I hate to pour cold water on the budding love fest between the US and Iran but Ayatollah Khamenie said publically and on more than one occasion that Iran would NEVER pursue close relations with the US. In private, Ayatollah Khameneni has said the same thing in reportedly a profanity laced tirade. That is just great. Iran is ruled by an obscurantist, profanity spouting, "religious" leader. The Iranian regimne's legitimacy is so weak that all he has is all that death to America drivel to base his regimne's existence on. Any concession at all on the part of Iran will be tactical in nature and disappear when the circumstances allow. So, to the point of the article, an analysis on the technical merits or demerits alone is not enough.

All of these "experts" assume that Iran wont just openly break the deal. All it has to do is make billions of dollars in long term deals before they do and ALL of them are exempt from reimposition of sanctions because any deal made before they are found to be in breach is exempt. How can anyone say that exception does not swallow the entire deal?

What concerns me are the lax inspection provisions. How are we supposed to trust a treaty that depends on secret deals between Iran and the IAEA? In these inspections, soil samples will be provided by Iran. How can verification be accomplished with unverified and possibly falsified information?

VERY INFORMATIVE TO ONE WHO DID NOT REALLY UNDERSTAND DEAL... i am sure there are other opinions, but learning is key..thank you my friend, B.M....
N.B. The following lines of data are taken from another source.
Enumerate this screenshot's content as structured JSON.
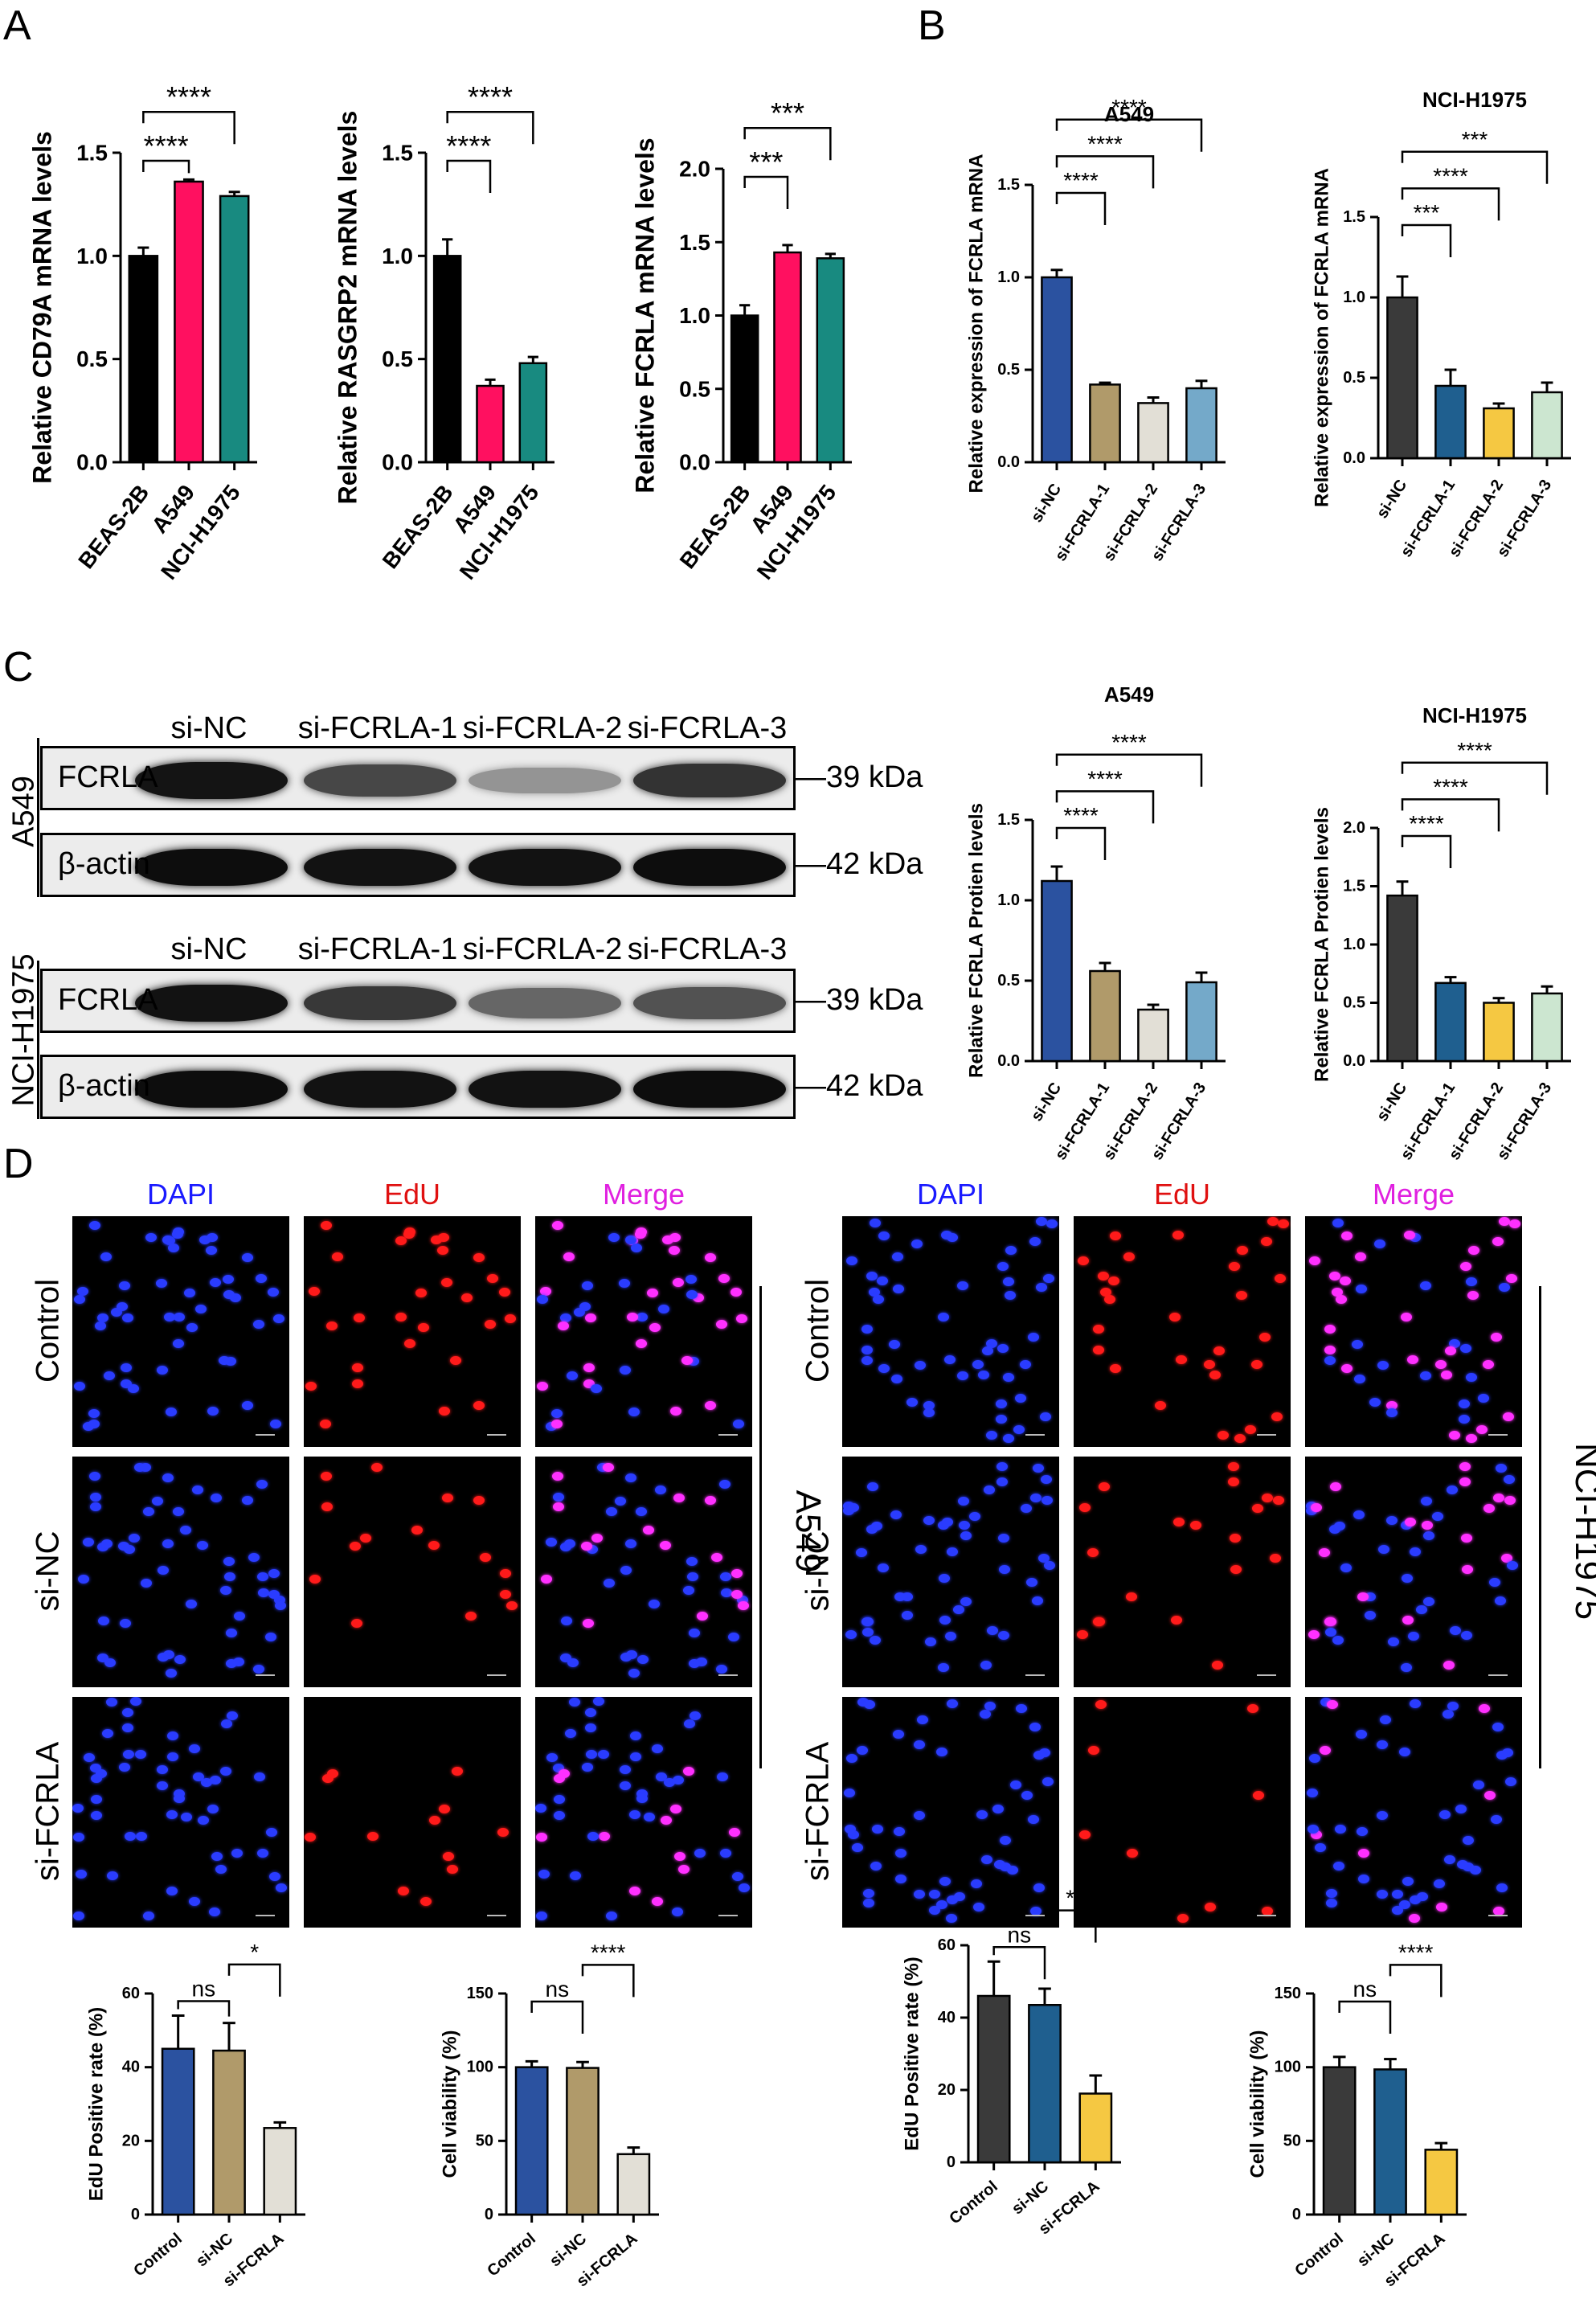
{
  "panels": {
    "a": "A",
    "b": "B",
    "c": "C",
    "d": "D"
  },
  "chart_data": [
    {
      "id": "a1",
      "type": "bar",
      "categories": [
        "BEAS-2B",
        "A549",
        "NCI-H1975"
      ],
      "values": [
        1.0,
        1.36,
        1.29
      ],
      "errors": [
        0.04,
        0.01,
        0.02
      ],
      "colors": [
        "#000000",
        "#ff1060",
        "#188a80"
      ],
      "ylabel": "Relative CD79A mRNA levels",
      "ylim": [
        0,
        1.5
      ],
      "ticks": [
        "0.0",
        "0.5",
        "1.0",
        "1.5"
      ],
      "sig": [
        {
          "from": 0,
          "to": 1,
          "label": "****"
        },
        {
          "from": 0,
          "to": 2,
          "label": "****"
        }
      ]
    },
    {
      "id": "a2",
      "type": "bar",
      "categories": [
        "BEAS-2B",
        "A549",
        "NCI-H1975"
      ],
      "values": [
        1.0,
        0.37,
        0.48
      ],
      "errors": [
        0.08,
        0.03,
        0.03
      ],
      "colors": [
        "#000000",
        "#ff1060",
        "#188a80"
      ],
      "ylabel": "Relative RASGRP2 mRNA levels",
      "ylim": [
        0,
        1.5
      ],
      "ticks": [
        "0.0",
        "0.5",
        "1.0",
        "1.5"
      ],
      "sig": [
        {
          "from": 0,
          "to": 1,
          "label": "****"
        },
        {
          "from": 0,
          "to": 2,
          "label": "****"
        }
      ]
    },
    {
      "id": "a3",
      "type": "bar",
      "categories": [
        "BEAS-2B",
        "A549",
        "NCI-H1975"
      ],
      "values": [
        1.0,
        1.43,
        1.39
      ],
      "errors": [
        0.07,
        0.05,
        0.03
      ],
      "colors": [
        "#000000",
        "#ff1060",
        "#188a80"
      ],
      "ylabel": "Relative FCRLA mRNA levels",
      "ylim": [
        0,
        2.0
      ],
      "ticks": [
        "0.0",
        "0.5",
        "1.0",
        "1.5",
        "2.0"
      ],
      "sig": [
        {
          "from": 0,
          "to": 1,
          "label": "***"
        },
        {
          "from": 0,
          "to": 2,
          "label": "***"
        }
      ]
    },
    {
      "id": "b1",
      "type": "bar",
      "title": "A549",
      "categories": [
        "si-NC",
        "si-FCRLA-1",
        "si-FCRLA-2",
        "si-FCRLA-3"
      ],
      "values": [
        1.0,
        0.42,
        0.32,
        0.4
      ],
      "errors": [
        0.04,
        0.01,
        0.03,
        0.04
      ],
      "colors": [
        "#2b52a0",
        "#b09a6a",
        "#e2dfd6",
        "#74a9c9"
      ],
      "ylabel": "Relative expression of FCRLA mRNA",
      "ylim": [
        0,
        1.5
      ],
      "ticks": [
        "0.0",
        "0.5",
        "1.0",
        "1.5"
      ],
      "sig": [
        {
          "from": 0,
          "to": 1,
          "label": "****"
        },
        {
          "from": 0,
          "to": 2,
          "label": "****"
        },
        {
          "from": 0,
          "to": 3,
          "label": "****"
        }
      ]
    },
    {
      "id": "b2",
      "type": "bar",
      "title": "NCI-H1975",
      "categories": [
        "si-NC",
        "si-FCRLA-1",
        "si-FCRLA-2",
        "si-FCRLA-3"
      ],
      "values": [
        1.0,
        0.45,
        0.31,
        0.41
      ],
      "errors": [
        0.13,
        0.1,
        0.03,
        0.06
      ],
      "colors": [
        "#3a3a3a",
        "#1f5f8f",
        "#f5c842",
        "#cce6d0"
      ],
      "ylabel": "Relative expression of FCRLA mRNA",
      "ylim": [
        0,
        1.5
      ],
      "ticks": [
        "0.0",
        "0.5",
        "1.0",
        "1.5"
      ],
      "sig": [
        {
          "from": 0,
          "to": 1,
          "label": "***"
        },
        {
          "from": 0,
          "to": 2,
          "label": "****"
        },
        {
          "from": 0,
          "to": 3,
          "label": "***"
        }
      ]
    },
    {
      "id": "c1",
      "type": "bar",
      "title": "A549",
      "categories": [
        "si-NC",
        "si-FCRLA-1",
        "si-FCRLA-2",
        "si-FCRLA-3"
      ],
      "values": [
        1.12,
        0.56,
        0.32,
        0.49
      ],
      "errors": [
        0.09,
        0.05,
        0.03,
        0.06
      ],
      "colors": [
        "#2b52a0",
        "#b09a6a",
        "#e2dfd6",
        "#74a9c9"
      ],
      "ylabel": "Relative FCRLA Protien levels",
      "ylim": [
        0,
        1.5
      ],
      "ticks": [
        "0.0",
        "0.5",
        "1.0",
        "1.5"
      ],
      "sig": [
        {
          "from": 0,
          "to": 1,
          "label": "****"
        },
        {
          "from": 0,
          "to": 2,
          "label": "****"
        },
        {
          "from": 0,
          "to": 3,
          "label": "****"
        }
      ]
    },
    {
      "id": "c2",
      "type": "bar",
      "title": "NCI-H1975",
      "categories": [
        "si-NC",
        "si-FCRLA-1",
        "si-FCRLA-2",
        "si-FCRLA-3"
      ],
      "values": [
        1.42,
        0.67,
        0.5,
        0.58
      ],
      "errors": [
        0.12,
        0.05,
        0.04,
        0.06
      ],
      "colors": [
        "#3a3a3a",
        "#1f5f8f",
        "#f5c842",
        "#cce6d0"
      ],
      "ylabel": "Relative FCRLA Protien levels",
      "ylim": [
        0,
        2.0
      ],
      "ticks": [
        "0.0",
        "0.5",
        "1.0",
        "1.5",
        "2.0"
      ],
      "sig": [
        {
          "from": 0,
          "to": 1,
          "label": "****"
        },
        {
          "from": 0,
          "to": 2,
          "label": "****"
        },
        {
          "from": 0,
          "to": 3,
          "label": "****"
        }
      ]
    },
    {
      "id": "d1",
      "type": "bar",
      "categories": [
        "Control",
        "si-NC",
        "si-FCRLA"
      ],
      "values": [
        45,
        44.5,
        23.5
      ],
      "errors": [
        9,
        7.5,
        1.5
      ],
      "colors": [
        "#2b52a0",
        "#b09a6a",
        "#e2dfd6"
      ],
      "ylabel": "EdU Positive rate (%)",
      "ylim": [
        0,
        60
      ],
      "ticks": [
        "0",
        "20",
        "40",
        "60"
      ],
      "sig": [
        {
          "from": 0,
          "to": 1,
          "label": "ns"
        },
        {
          "from": 1,
          "to": 2,
          "label": "*"
        }
      ]
    },
    {
      "id": "d2",
      "type": "bar",
      "categories": [
        "Control",
        "si-NC",
        "si-FCRLA"
      ],
      "values": [
        100,
        99.5,
        41
      ],
      "errors": [
        4,
        4,
        4.5
      ],
      "colors": [
        "#2b52a0",
        "#b09a6a",
        "#e2dfd6"
      ],
      "ylabel": "Cell viability (%)",
      "ylim": [
        0,
        150
      ],
      "ticks": [
        "0",
        "50",
        "100",
        "150"
      ],
      "sig": [
        {
          "from": 0,
          "to": 1,
          "label": "ns"
        },
        {
          "from": 1,
          "to": 2,
          "label": "****"
        }
      ]
    },
    {
      "id": "d3",
      "type": "bar",
      "categories": [
        "Control",
        "si-NC",
        "si-FCRLA"
      ],
      "values": [
        46,
        43.5,
        19
      ],
      "errors": [
        9.5,
        4.5,
        5
      ],
      "colors": [
        "#3a3a3a",
        "#1f5f8f",
        "#f5c842"
      ],
      "ylabel": "EdU Positive rate (%)",
      "ylim": [
        0,
        60
      ],
      "ticks": [
        "0",
        "20",
        "40",
        "60"
      ],
      "sig": [
        {
          "from": 0,
          "to": 1,
          "label": "ns"
        },
        {
          "from": 1,
          "to": 2,
          "label": "*"
        }
      ]
    },
    {
      "id": "d4",
      "type": "bar",
      "categories": [
        "Control",
        "si-NC",
        "si-FCRLA"
      ],
      "values": [
        100,
        98.5,
        44
      ],
      "errors": [
        7,
        7,
        4.5
      ],
      "colors": [
        "#3a3a3a",
        "#1f5f8f",
        "#f5c842"
      ],
      "ylabel": "Cell viability (%)",
      "ylim": [
        0,
        150
      ],
      "ticks": [
        "0",
        "50",
        "100",
        "150"
      ],
      "sig": [
        {
          "from": 0,
          "to": 1,
          "label": "ns"
        },
        {
          "from": 1,
          "to": 2,
          "label": "****"
        }
      ]
    }
  ],
  "western": {
    "a549": {
      "label": "A549",
      "lanes": [
        "si-NC",
        "si-FCRLA-1",
        "si-FCRLA-2",
        "si-FCRLA-3"
      ],
      "rows": [
        {
          "name": "FCRLA",
          "kda": "39 kDa",
          "intensity": [
            0.92,
            0.72,
            0.42,
            0.8
          ]
        },
        {
          "name": "β-actin",
          "kda": "42 kDa",
          "intensity": [
            0.95,
            0.93,
            0.93,
            0.95
          ]
        }
      ]
    },
    "h1975": {
      "label": "NCI-H1975",
      "lanes": [
        "si-NC",
        "si-FCRLA-1",
        "si-FCRLA-2",
        "si-FCRLA-3"
      ],
      "rows": [
        {
          "name": "FCRLA",
          "kda": "39 kDa",
          "intensity": [
            0.93,
            0.78,
            0.6,
            0.68
          ]
        },
        {
          "name": "β-actin",
          "kda": "42 kDa",
          "intensity": [
            0.95,
            0.93,
            0.93,
            0.95
          ]
        }
      ]
    }
  },
  "microscopy": {
    "channels": [
      "DAPI",
      "EdU",
      "Merge"
    ],
    "channel_colors": [
      "#1a1aff",
      "#e01010",
      "#e020e0"
    ],
    "rows": [
      "Control",
      "si-NC",
      "si-FCRLA"
    ],
    "cell_lines": [
      "A549",
      "NCI-H1975"
    ]
  }
}
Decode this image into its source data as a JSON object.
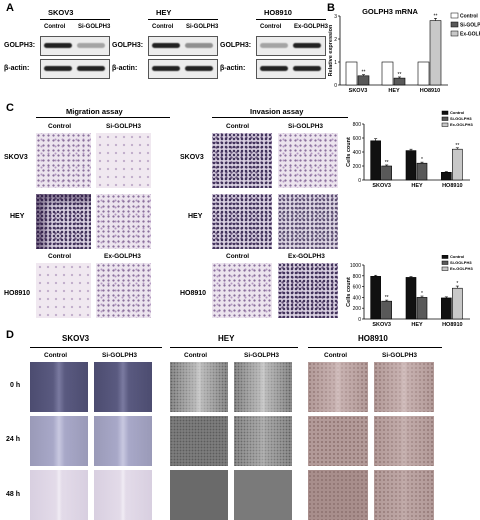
{
  "panelA": {
    "letter": "A",
    "blots": [
      {
        "cell": "SKOV3",
        "lanes": [
          "Control",
          "Si-GOLPH3"
        ],
        "target": "GOLPH3:",
        "loading": "β-actin:"
      },
      {
        "cell": "HEY",
        "lanes": [
          "Control",
          "Si-GOLPH3"
        ],
        "target": "GOLPH3:",
        "loading": "β-actin:"
      },
      {
        "cell": "HO8910",
        "lanes": [
          "Control",
          "Ex-GOLPH3"
        ],
        "target": "GOLPH3:",
        "loading": "β-actin:"
      }
    ]
  },
  "panelB": {
    "letter": "B",
    "legend": [
      "Control",
      "Si-GOLPH3",
      "Ex-GOLPH3"
    ]
  },
  "panelC": {
    "letter": "C",
    "migration_title": "Migration assay",
    "invasion_title": "Invasion assay",
    "row_labels": [
      "SKOV3",
      "HEY",
      "HO8910"
    ],
    "col_labels_top": [
      "Control",
      "Si-GOLPH3"
    ],
    "col_labels_bottom": [
      "Control",
      "Ex-GOLPH3"
    ],
    "legend": [
      "Control",
      "Si-GOLPH3",
      "Ex-GOLPH3"
    ]
  },
  "panelD": {
    "letter": "D",
    "groups": [
      {
        "cell": "SKOV3",
        "lanes": [
          "Control",
          "Si-GOLPH3"
        ]
      },
      {
        "cell": "HEY",
        "lanes": [
          "Control",
          "Si-GOLPH3"
        ]
      },
      {
        "cell": "HO8910",
        "lanes": [
          "Control",
          "Si-GOLPH3"
        ]
      }
    ],
    "times": [
      "0 h",
      "24 h",
      "48 h"
    ]
  },
  "colors": {
    "control": "#ffffff",
    "si": "#595959",
    "ex": "#c8c8c8",
    "black": "#111111"
  },
  "chart_data": [
    {
      "type": "bar",
      "title": "GOLPH3 mRNA",
      "ylabel": "Relative expression",
      "ylim": [
        0,
        3
      ],
      "yticks": [
        "0",
        "1",
        "2",
        "3"
      ],
      "categories": [
        "SKOV3",
        "HEY",
        "HO8910"
      ],
      "series": [
        {
          "name": "Control",
          "values": [
            1,
            1,
            1
          ],
          "errors": [
            0,
            0,
            0
          ],
          "sig": [
            "",
            "",
            ""
          ]
        },
        {
          "name": "Si-GOLPH3",
          "values": [
            0.4,
            0.3,
            null
          ],
          "errors": [
            0.05,
            0.05,
            null
          ],
          "sig": [
            "**",
            "**",
            ""
          ]
        },
        {
          "name": "Ex-GOLPH3",
          "values": [
            null,
            null,
            2.8
          ],
          "errors": [
            null,
            null,
            0.1
          ],
          "sig": [
            "",
            "",
            "**"
          ]
        }
      ]
    },
    {
      "type": "bar",
      "ylabel": "Cells count",
      "ylim": [
        0,
        800
      ],
      "yticks": [
        "0",
        "200",
        "400",
        "600",
        "800"
      ],
      "categories": [
        "SKOV3",
        "HEY",
        "HO8910"
      ],
      "series": [
        {
          "name": "Control",
          "values": [
            560,
            420,
            110
          ],
          "errors": [
            30,
            20,
            10
          ],
          "sig": [
            "",
            "",
            ""
          ]
        },
        {
          "name": "Si-GOLPH3",
          "values": [
            200,
            240,
            null
          ],
          "errors": [
            15,
            15,
            null
          ],
          "sig": [
            "**",
            "*",
            ""
          ]
        },
        {
          "name": "Ex-GOLPH3",
          "values": [
            null,
            null,
            440
          ],
          "errors": [
            null,
            null,
            20
          ],
          "sig": [
            "",
            "",
            "**"
          ]
        }
      ]
    },
    {
      "type": "bar",
      "ylabel": "Cells count",
      "ylim": [
        0,
        1000
      ],
      "yticks": [
        "0",
        "200",
        "400",
        "600",
        "800",
        "1000"
      ],
      "categories": [
        "SKOV3",
        "HEY",
        "HO8910"
      ],
      "series": [
        {
          "name": "Control",
          "values": [
            790,
            770,
            390
          ],
          "errors": [
            20,
            15,
            20
          ],
          "sig": [
            "",
            "",
            ""
          ]
        },
        {
          "name": "Si-GOLPH3",
          "values": [
            330,
            400,
            null
          ],
          "errors": [
            20,
            25,
            null
          ],
          "sig": [
            "**",
            "*",
            ""
          ]
        },
        {
          "name": "Ex-GOLPH3",
          "values": [
            null,
            null,
            570
          ],
          "errors": [
            null,
            null,
            40
          ],
          "sig": [
            "",
            "",
            "*"
          ]
        }
      ]
    }
  ]
}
Do the US intelligensia not read their local news? Is no one aware of the recent US court case of James Sterling and James Risen, and leaking of CIA's planting of nuclear bomb blue-prints at Iran's IAEA mission in Vienna? The so called Iran bomb affair was a manufactured crisis for geopolitical reasons and in support of the neocon agenda. As it turned out, the only way Iran could get US to the negotiating table and have the sanctions lifted was to actually become a nuclear threshold state. I know it sounds far fetched but if you look at the timings of the sanctions and the rate of increase in the centrifuges and the increase in enrichment levels you will see what I mean.